Bixby was launched with much fanfare at the unveiling of the Galaxy s8 and promised completeness; this promises to give users complete control of enabled apps rather than the few tasks offered by other assistants. Secondly contextual awareness; Samsung is promising that Bixby will be aware of the context within which it has been triggered, making it more relevant and useful. Thirdly natural language recognition; Bixby should be able to understand complex, multi-part questions as well as prompt the user to clarify the pieces that it does not understand.
Having tested Bixby extensively, so far, the experience bears no resemblance whatsoever to these promises. Instead Bixby offers a series of suggestions of videos to watch and articles to read that bear little relevance to any interests or history. The one thing that Bixby can get right is to highlight which apps are used most but the functionality of suggesting which app we are likely to want to use next based on the time of day or circumstance is nowhere to be seen. These features are very similar to those promised by Viv, the artificial intelligence company that Samsung purchased in October 2016 which is clearly the source of this product.

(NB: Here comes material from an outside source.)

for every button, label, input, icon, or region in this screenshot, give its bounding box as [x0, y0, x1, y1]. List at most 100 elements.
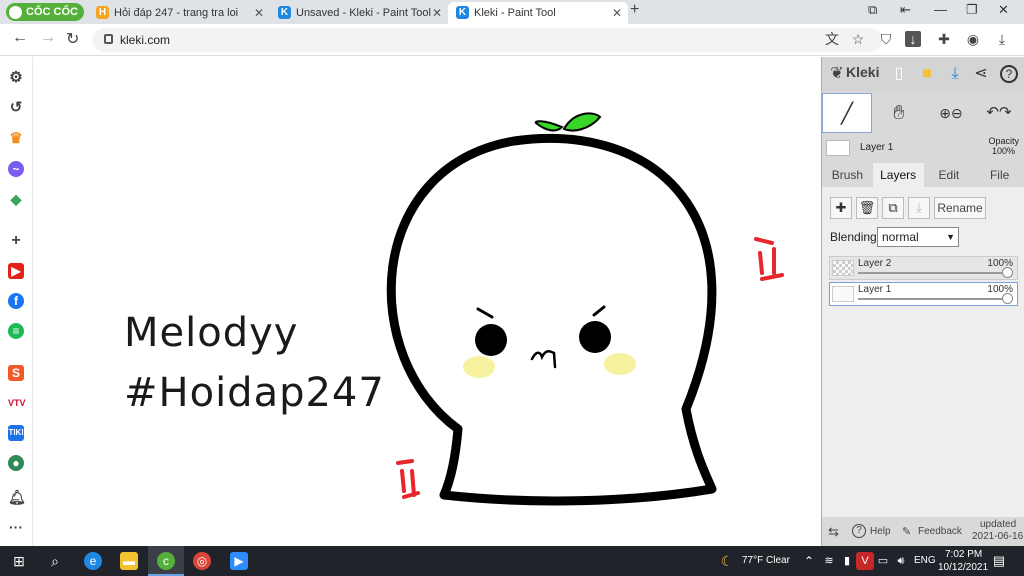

However, it appears that Bixby as it exists today has nothing to do with Viv which partly explains the poor functionality but also makes me wonder why Samsung acquired it in the first place. This is a sure indicator of just how far behind Samsung is compared to everyone else when it comes to developing intelligent services. Edison research has identified three stages of voice recognition of which the first and by far the most simple is the accurate conversion of voice to text. Almost everyone, even Facebook, has pretty much cleared this hurdle but it appears that Bixby still has not. Furthermore, Bixby vision is also way behind the curve as it is unable to properly identify objects. Instead what it does is search Pinterest for other pictures with similar pixel patterns. It does not identify objects nor offer any real functionality beyond finding similar pictures rendering it useless.
Even Facebook, which we have long identified as being behind in AI, is demonstrating reasonably good machine vision which leads us to put Samsung far behind even Facebook. This leaves Samsung exactly where we left it as a manufacturer of excellent but commoditised hardware that outsells it nearest competitor by more than 2 to 1. As long as it can maintain that edge, we have no fear for its handset margins but Huawei is trying very hard to close the gap. Huawei’s disappointing handset performance in 2016 has led it to be more focused on profitability this year meaning that it will not be trying to turn the screws on Samsung with quite the same vigour. Hence, Samsung is set up to have a good 2017 but the rally in the share price has more than taken this into account. We continue to prefer Microsoft, Tencent and Baidu.